After hip replacement surgery, the orthopedic surgeon may advise the patient to perform activities with the following cautions:

  • Avoid bending more than 90 degrees during an activity.
  • Avoid twisting of the hip.
  • Do not swivel on the ball of the foot.
  • Take small steps when turning around.
  • Do not apply pressure on the incision site.
  • Avoid lying on the surgical hip.
  • Do not cross legs.
  • Avoid forcing the hip to do anything that causes severe pain.
  • Avoid low chairs and toilet seats.
  • Avoid bathing or showering until the staples/sutures are removed (usually within 7-14 days)
  • Use an icepack for 10-15 minutes several times each day to relieve pain.

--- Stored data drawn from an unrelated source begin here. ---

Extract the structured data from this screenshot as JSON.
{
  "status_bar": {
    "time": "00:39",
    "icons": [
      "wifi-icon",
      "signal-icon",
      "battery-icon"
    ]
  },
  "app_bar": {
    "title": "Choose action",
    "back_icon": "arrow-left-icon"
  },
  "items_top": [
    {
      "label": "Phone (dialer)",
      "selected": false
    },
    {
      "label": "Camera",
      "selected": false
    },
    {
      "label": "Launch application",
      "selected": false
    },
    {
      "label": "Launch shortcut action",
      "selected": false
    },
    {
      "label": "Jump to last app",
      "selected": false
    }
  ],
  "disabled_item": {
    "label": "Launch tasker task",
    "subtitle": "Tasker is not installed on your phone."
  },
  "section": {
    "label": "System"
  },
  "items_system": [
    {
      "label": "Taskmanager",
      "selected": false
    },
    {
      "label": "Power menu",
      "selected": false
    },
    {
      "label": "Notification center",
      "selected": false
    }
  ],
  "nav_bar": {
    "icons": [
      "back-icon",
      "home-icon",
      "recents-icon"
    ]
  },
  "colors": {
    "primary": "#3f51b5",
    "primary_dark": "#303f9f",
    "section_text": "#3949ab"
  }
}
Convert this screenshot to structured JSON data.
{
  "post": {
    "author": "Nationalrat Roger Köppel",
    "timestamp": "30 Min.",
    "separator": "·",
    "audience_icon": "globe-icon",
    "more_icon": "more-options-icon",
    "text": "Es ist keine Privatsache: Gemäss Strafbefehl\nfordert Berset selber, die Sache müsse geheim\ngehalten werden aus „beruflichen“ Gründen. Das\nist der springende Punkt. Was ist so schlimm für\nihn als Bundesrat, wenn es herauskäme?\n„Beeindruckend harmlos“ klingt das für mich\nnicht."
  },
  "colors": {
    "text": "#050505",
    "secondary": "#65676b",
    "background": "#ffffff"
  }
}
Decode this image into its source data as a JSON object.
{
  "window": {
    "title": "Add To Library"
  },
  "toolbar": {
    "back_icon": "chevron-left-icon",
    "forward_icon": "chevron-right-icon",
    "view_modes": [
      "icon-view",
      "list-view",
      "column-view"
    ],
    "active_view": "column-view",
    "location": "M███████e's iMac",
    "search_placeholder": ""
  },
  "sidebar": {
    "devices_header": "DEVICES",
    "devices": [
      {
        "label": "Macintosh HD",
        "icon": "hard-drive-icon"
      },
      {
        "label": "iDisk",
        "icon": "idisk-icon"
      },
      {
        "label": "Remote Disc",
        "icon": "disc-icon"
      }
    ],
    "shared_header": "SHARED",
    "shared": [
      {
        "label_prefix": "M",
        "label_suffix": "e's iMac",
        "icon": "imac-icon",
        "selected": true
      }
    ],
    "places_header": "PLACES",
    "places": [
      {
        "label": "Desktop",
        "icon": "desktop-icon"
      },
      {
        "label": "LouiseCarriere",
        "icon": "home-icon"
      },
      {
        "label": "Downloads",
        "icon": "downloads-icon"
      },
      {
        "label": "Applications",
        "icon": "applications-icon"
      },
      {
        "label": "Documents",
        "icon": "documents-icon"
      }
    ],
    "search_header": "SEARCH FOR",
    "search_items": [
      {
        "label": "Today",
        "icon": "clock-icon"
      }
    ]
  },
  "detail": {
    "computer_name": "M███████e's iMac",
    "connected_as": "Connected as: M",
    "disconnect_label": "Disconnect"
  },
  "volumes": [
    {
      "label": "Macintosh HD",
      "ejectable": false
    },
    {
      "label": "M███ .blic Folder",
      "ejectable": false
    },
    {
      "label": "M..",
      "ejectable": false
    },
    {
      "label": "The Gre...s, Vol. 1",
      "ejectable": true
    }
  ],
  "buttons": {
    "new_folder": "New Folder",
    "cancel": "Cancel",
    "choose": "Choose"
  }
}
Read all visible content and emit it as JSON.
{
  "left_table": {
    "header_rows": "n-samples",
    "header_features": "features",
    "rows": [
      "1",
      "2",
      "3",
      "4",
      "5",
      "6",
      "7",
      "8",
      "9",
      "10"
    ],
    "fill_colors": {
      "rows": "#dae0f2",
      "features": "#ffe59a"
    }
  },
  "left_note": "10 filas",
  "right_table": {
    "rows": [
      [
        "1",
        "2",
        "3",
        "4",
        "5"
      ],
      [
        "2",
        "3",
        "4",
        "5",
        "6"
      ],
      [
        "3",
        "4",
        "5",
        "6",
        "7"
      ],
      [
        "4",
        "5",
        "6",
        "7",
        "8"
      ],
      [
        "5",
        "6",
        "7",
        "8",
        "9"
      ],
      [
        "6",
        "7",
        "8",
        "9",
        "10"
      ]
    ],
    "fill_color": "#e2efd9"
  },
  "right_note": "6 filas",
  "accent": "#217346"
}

During the first few weeks of recovery, a therapist will assist with performing specific hip strengthening and flexibility exercises. There may be some discomfort when performing exercises, but this activity is necessary to prevent blood clot formation, improve circulation, prevent stiffness, and return to normal hip range of motion. There are four phases of rehabilitation:

  • Phase 1 – Mobility and initial exercise
  • Phase 2 – Intermediate exercise and stabilization
  • Phase 3 – Advanced exercise and neuromotor control
  • Phase 4 – Return to usual activity

It generally takes 4-6 weeks to return to normal activities.